Cela conduit à une question qui occupe de nombreux journalistes britanniques : que se passe-t-il ensuite ? Une possibilité avancée est que 53 autres députés conservateurs écrivent également des lettres à Graham Brady, président du comité de 1922, déclenchant un vote de défiance. De manière réaliste, il est peu probable que le seuil de 54 lettres soit atteint. La crédibilité de Johnson est peut-être remise en question, mais, toujours dans son premier mandat, il a mené les conservateurs à une victoire écrasante lors des dernières élections.

Une autre menace concevable réside dans le propre cabinet de Johnson qui, naturellement, est rempli de personnes qui s’envisagent secrètement au plus haut poste.

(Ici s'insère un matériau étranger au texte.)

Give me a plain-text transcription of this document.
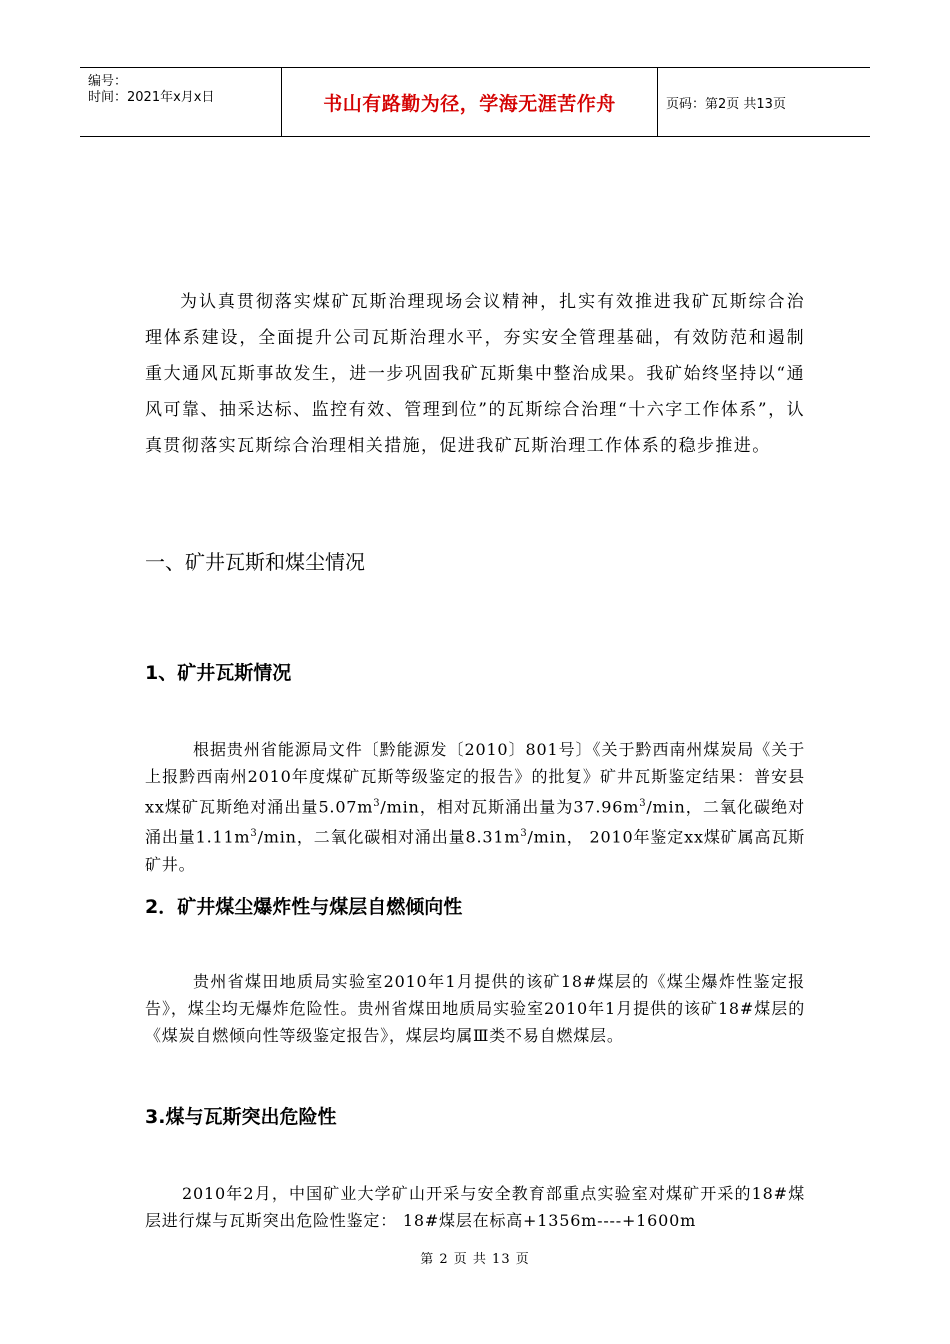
编号：
时间：2021年x月x日	书山有路勤为径，学海无涯苦作舟	页码：第2页 共13页

为认真贯彻落实煤矿瓦斯治理现场会议精神，扎实有效推进我矿瓦斯综合治理体系建设，全面提升公司瓦斯治理水平，夯实安全管理基础，有效防范和遏制重大通风瓦斯事故发生，进一步巩固我矿瓦斯集中整治成果。我矿始终坚持以“通风可靠、抽采达标、监控有效、管理到位”的瓦斯综合治理“十六字工作体系”，认真贯彻落实瓦斯综合治理相关措施，促进我矿瓦斯治理工作体系的稳步推进。

一、矿井瓦斯和煤尘情况
1、矿井瓦斯情况

根据贵州省能源局文件〔黔能源发〔2010〕801号〕《关于黔西南州煤炭局《关于上报黔西南州2010年度煤矿瓦斯等级鉴定的报告》的批复》矿井瓦斯鉴定结果：普安县xx煤矿瓦斯绝对涌出量$5.07m^3/\min$，相对瓦斯涌出量为$37.96m^3/\min$，二氧化碳绝对涌出量$1.11m^3/\min$，二氧化碳相对涌出量$8.31m^3/\min$， 2010年鉴定xx煤矿属高瓦斯矿井。

2．矿井煤尘爆炸性与煤层自燃倾向性

贵州省煤田地质局实验室2010年1月提供的该矿18#煤层的《煤尘爆炸性鉴定报告》，煤尘均无爆炸危险性。贵州省煤田地质局实验室2010年1月提供的该矿18#煤层的《煤炭自燃倾向性等级鉴定报告》，煤层均属Ⅲ类不易自燃煤层。

3.煤与瓦斯突出危险性

2010年2月，中国矿业大学矿山开采与安全教育部重点实验室对煤矿开采的18#煤层进行煤与瓦斯突出危险性鉴定： 18#煤层在标高+1356m----+1600m

第 2 页 共 13 页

Quelques-uns des plus discutés des menaces sont ministre des affaires étrangères Liz Truss et Chancelier Rishi Sunak. L’absence de Sunak des bancs lors des excuses de Johnson a été largement notée (il était en voyage au bon moment dans le nord du Devon). Mercredi soir, Sunak avait clairement décidé de ne pas démissionner en signe de protestation. Mais il n’a pas non plus apporté son plein soutien au Premier ministre, publiant le tweet tiède : “Le Premier ministre a eu raison de s’excuser et je soutiens sa demande de patience pendant que Sue Gray mène son enquête.

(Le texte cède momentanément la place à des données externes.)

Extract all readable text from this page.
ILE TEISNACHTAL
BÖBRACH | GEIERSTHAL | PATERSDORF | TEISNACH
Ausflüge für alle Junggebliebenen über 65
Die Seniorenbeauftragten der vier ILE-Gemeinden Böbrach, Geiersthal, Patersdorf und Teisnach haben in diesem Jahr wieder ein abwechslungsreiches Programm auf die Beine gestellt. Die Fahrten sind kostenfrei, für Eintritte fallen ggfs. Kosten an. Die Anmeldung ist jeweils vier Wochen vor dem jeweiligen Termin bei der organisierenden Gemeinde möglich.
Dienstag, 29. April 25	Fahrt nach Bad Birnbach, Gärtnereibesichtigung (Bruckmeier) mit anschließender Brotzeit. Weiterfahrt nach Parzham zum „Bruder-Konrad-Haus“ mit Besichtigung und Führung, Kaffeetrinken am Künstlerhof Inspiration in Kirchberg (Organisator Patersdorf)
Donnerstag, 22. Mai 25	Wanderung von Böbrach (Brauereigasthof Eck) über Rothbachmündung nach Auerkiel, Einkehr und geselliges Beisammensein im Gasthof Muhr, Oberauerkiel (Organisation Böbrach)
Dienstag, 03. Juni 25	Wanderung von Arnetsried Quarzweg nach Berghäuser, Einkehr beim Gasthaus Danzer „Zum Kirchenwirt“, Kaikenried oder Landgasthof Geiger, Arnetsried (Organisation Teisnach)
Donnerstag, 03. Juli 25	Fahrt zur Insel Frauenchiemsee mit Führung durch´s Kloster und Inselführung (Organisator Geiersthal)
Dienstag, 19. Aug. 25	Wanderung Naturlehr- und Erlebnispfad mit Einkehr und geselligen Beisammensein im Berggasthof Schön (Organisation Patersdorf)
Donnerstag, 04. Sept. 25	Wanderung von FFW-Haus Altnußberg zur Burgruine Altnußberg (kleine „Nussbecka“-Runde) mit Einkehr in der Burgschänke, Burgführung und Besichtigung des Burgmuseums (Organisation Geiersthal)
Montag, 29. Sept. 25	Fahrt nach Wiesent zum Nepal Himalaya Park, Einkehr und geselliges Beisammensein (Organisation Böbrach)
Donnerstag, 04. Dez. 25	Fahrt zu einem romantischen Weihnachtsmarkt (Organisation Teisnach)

En effet, tout le monde semble attendre son heure jusqu’à la publication d’une prochaine enquête sur les partis pandémiques. Produit par Sue Gray, une fonctionnaire à la réputation redoutablement irréprochable, il est peu probable que le rapport contienne des découvertes explosives qui délogeront Johnson (qui a pris les devants avec ses excuses parlementaires). Au lieu de cela, cela peut mettre en lumière la ligne floue de Downing Street entre travailler et boire, et peut-être interroger le jugement de Johnson pour être allé à la fête BYOB.